Tags: #drabbles #canondivergence #crossover #originalcharacters #fantasy
Pride by Ibi Zoboi
A modern, Brooklyn-based Pride & Prejudice AU. Zuri is a proud Afro-Latina Bushwick native, but her neighborhood is quickly changing. Zuri’s older sister starts falling for their new neighbor, Ainsley Darcy, but Zuri and Darius Darcy can’t seem to meet eye-to-eye. As Zuri navigates cultural identities, college applications, and her relationship with her neighborhood, she learns to balance pointing out other people’s flaws and accepting her own.
Tags: #enemiestolover #alternateuniverse #modernera
THERE by Lonely Christopher
Author’s Note: I do not own noticing that THERE is actually fanfiction
Imagine: A “vaguely academic,” drug-addled tale about a couple named Wendy and Jack, trapped in a haunted house with their young son. No, no not that story, a different one. This one is “intertextual.” Wendy and Jack terrorize each other through time and space in an endless loop. With thorough expositions of horror tropes and rigorous subversion, this couple’s hate for each other keeps you on your toes.
Tags: #crackfic #outofcharacter #alternatecanon #drugs
The Song of Achilles by Madeline Miller
The Iliad but make it gay and horny. At first, Patroclus is Achilles’ servant. For years, he watches the son of a sea nymph and a king grow up, golden and beautiful. Then when war breaks out, the two become closer than ever and fall completely into each other. As the years drag on and tensions are raised between Achilles and his commander Agamemnon, Patroclus asks himself what bonds are sacred and what he must do for the war to end.
Tags: #angst #hurt/comfort #slowburn #canonicalcharacterdeath #thankshomerforgaytragedy
Rodham by Curtis Sittenfeld
Hillary Rodham is a bright, young law student who begins dating Bill Clinton, a charming student with big political dreams. Although the two connected on every level, Bill seems unable to stay faithful, and a young staffer comes to Hillary with rape allegations. Bill fails in his 1992 presidential bid, while Hilary focuses on her long-term career. When 2016 rolls around with Bill, Hillary, and Donald Trump as potential candidates, what will be this AU’s election outcome?

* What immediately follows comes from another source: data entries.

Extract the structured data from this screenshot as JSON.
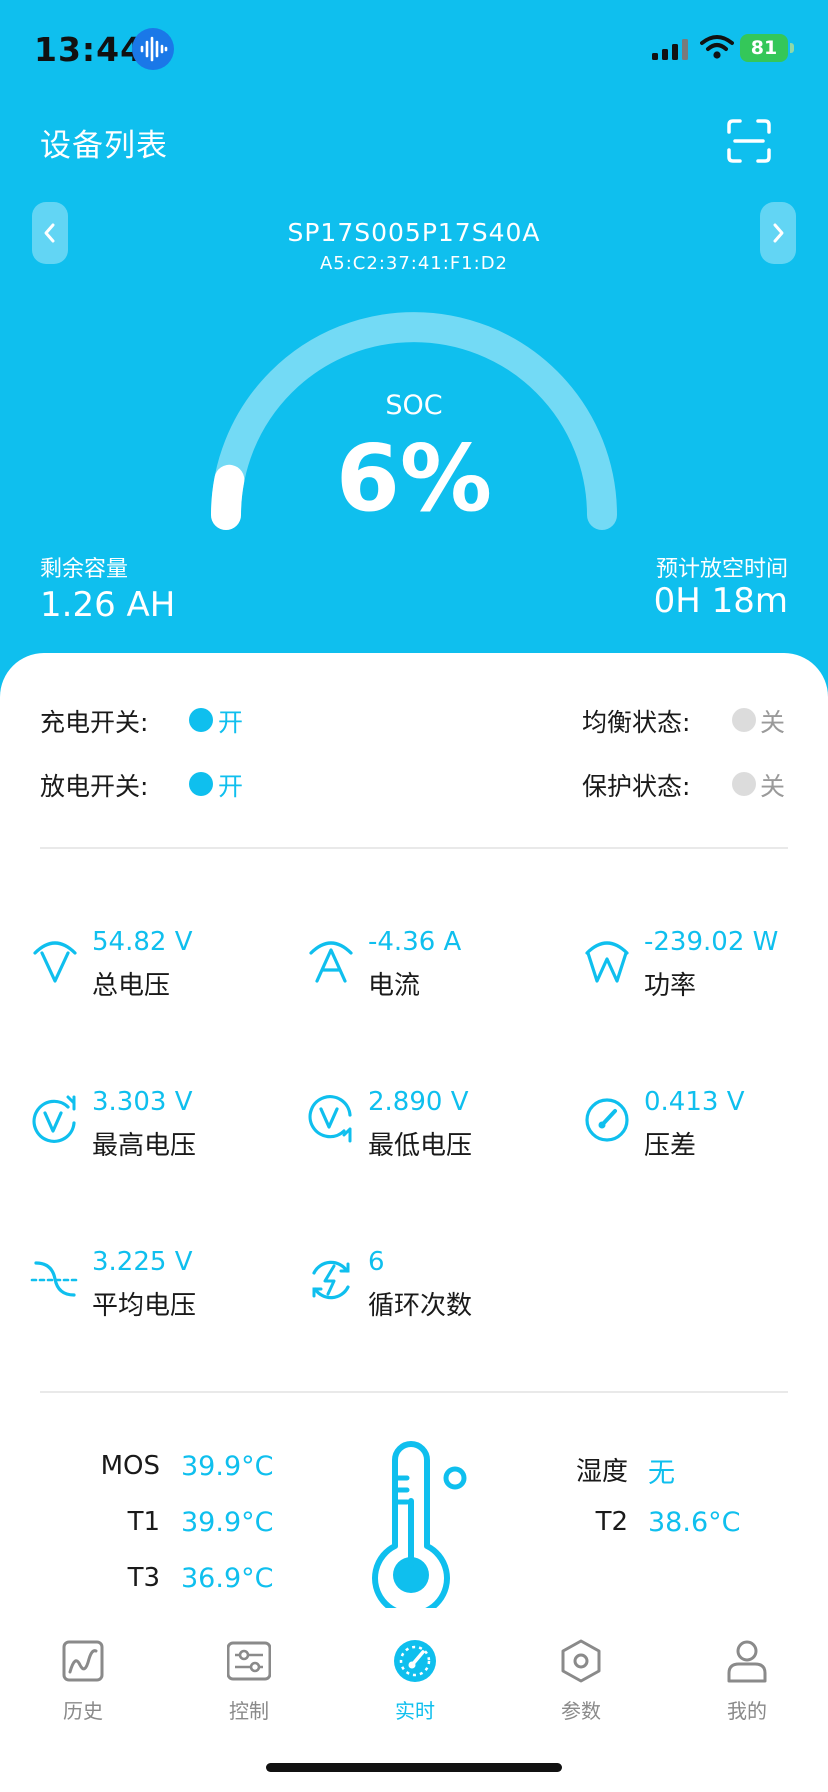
{
  "status_bar": {
    "time": "13:44",
    "battery": "81"
  },
  "header": {
    "title": "设备列表"
  },
  "device": {
    "name": "SP17S005P17S40A",
    "mac": "A5:C2:37:41:F1:D2"
  },
  "soc": {
    "label": "SOC",
    "value": "6%",
    "level": 0.06
  },
  "remaining": {
    "label": "剩余容量",
    "value": "1.26 AH"
  },
  "eta": {
    "label": "预计放空时间",
    "value": "0H 18m"
  },
  "switches": {
    "charge": {
      "label": "充电开关:",
      "state": "开"
    },
    "discharge": {
      "label": "放电开关:",
      "state": "开"
    },
    "balance": {
      "label": "均衡状态:",
      "state": "关"
    },
    "protect": {
      "label": "保护状态:",
      "state": "关"
    }
  },
  "metrics": [
    {
      "icon": "total-voltage-icon",
      "value": "54.82 V",
      "label": "总电压"
    },
    {
      "icon": "current-icon",
      "value": "-4.36 A",
      "label": "电流"
    },
    {
      "icon": "power-icon",
      "value": "-239.02 W",
      "label": "功率"
    },
    {
      "icon": "max-voltage-icon",
      "value": "3.303 V",
      "label": "最高电压"
    },
    {
      "icon": "min-voltage-icon",
      "value": "2.890 V",
      "label": "最低电压"
    },
    {
      "icon": "voltage-diff-icon",
      "value": "0.413 V",
      "label": "压差"
    },
    {
      "icon": "avg-voltage-icon",
      "value": "3.225 V",
      "label": "平均电压"
    },
    {
      "icon": "cycle-icon",
      "value": "6",
      "label": "循环次数"
    }
  ],
  "temps": {
    "mos": {
      "label": "MOS",
      "value": "39.9°C"
    },
    "t1": {
      "label": "T1",
      "value": "39.9°C"
    },
    "t3": {
      "label": "T3",
      "value": "36.9°C"
    },
    "humidity": {
      "label": "湿度",
      "value": "无"
    },
    "t2": {
      "label": "T2",
      "value": "38.6°C"
    }
  },
  "tabs": [
    {
      "label": "历史",
      "icon": "history-chart-icon",
      "active": false
    },
    {
      "label": "控制",
      "icon": "control-sliders-icon",
      "active": false
    },
    {
      "label": "实时",
      "icon": "realtime-gauge-icon",
      "active": true
    },
    {
      "label": "参数",
      "icon": "params-hex-icon",
      "active": false
    },
    {
      "label": "我的",
      "icon": "profile-icon",
      "active": false
    }
  ],
  "colors": {
    "accent": "#0fbfee",
    "text": "#1a1a1a",
    "muted": "#8a8a8a",
    "off": "#dcdcdc"
  }
}
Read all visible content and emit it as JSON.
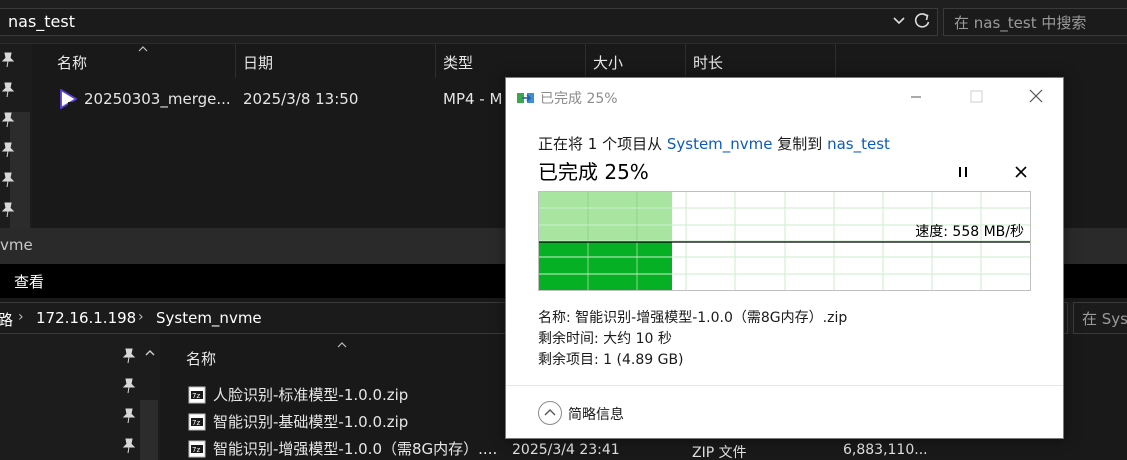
{
  "top_explorer": {
    "address": "nas_test",
    "search_placeholder": "在 nas_test 中搜索",
    "columns": [
      "名称",
      "日期",
      "类型",
      "大小",
      "时长"
    ],
    "row": {
      "name": "20250303_merge...",
      "date": "2025/3/8 13:50",
      "type": "MP4 - M"
    }
  },
  "status_band": {
    "text": "vme"
  },
  "ribbon": {
    "view_label": "查看"
  },
  "bottom_explorer": {
    "breadcrumb": [
      "路",
      "172.16.1.198",
      "System_nvme"
    ],
    "search_placeholder": "在 Syst",
    "name_column": "名称",
    "files": [
      {
        "name": "人脸识别-标准模型-1.0.0.zip"
      },
      {
        "name": "智能识别-基础模型-1.0.0.zip"
      },
      {
        "name": "智能识别-增强模型-1.0.0（需8G内存）....",
        "date": "2025/3/4 23:41",
        "type": "ZIP 文件",
        "size": "6,883,110..."
      }
    ]
  },
  "dialog": {
    "title": "已完成 25%",
    "line1_prefix": "正在将 1 个项目从 ",
    "source": "System_nvme",
    "line1_mid": " 复制到 ",
    "destination": "nas_test",
    "big_status": "已完成 25%",
    "progress_percent": 25,
    "speed_label": "速度: 558 MB/秒",
    "name_line": "名称: 智能识别-增强模型-1.0.0（需8G内存）.zip",
    "time_left_line": "剩余时间: 大约 10 秒",
    "items_left_line": "剩余项目: 1 (4.89 GB)",
    "less_info_label": "简略信息"
  },
  "colors": {
    "accent_link": "#0a5cbf",
    "progress_dark": "#06b025",
    "progress_light": "#a8e5a0",
    "dark_bg": "#191919"
  }
}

Tags: #canondivergent #ooc #presidentialau #breakup
Confessions of the Fox by Jordy Rosenberg
Dr. Voth, a trans man and academic, becomes focused on Jack Sheppard, an 18th century con man. After discovering a manuscript entitled Confessions of the Fox, Dr. Voth unravels Sheppard’s tale of his own trans identity and his relationship with a South Asian sex worker, Bess. Dr. Voth narrates in the footnotes of this manuscript, which provides a multi-layered queer lens to view an imagined history of a real thief.
Tags: #originalcharacters #queer #backstory #romance
The Penelopiad by Margaret Atwood
In a 21st-century Underworld, Penelope, Odysseus’s faithful wife, is lonely, bitter, and sharp-tongued. With centuries of hindsight, Penelope remembers her life from her childhood in Sparta to the years of waiting for her husband’s return. Her twelve loyal maids helped to deter her suitors, but when her husband returns and hangs them, their blood stays on her hands. Featuring interspersed drabbles from her maids’ perspectives, the truth about what happened between her and Amphinomus, and her thoughts on why her cousin, Helen, sucks.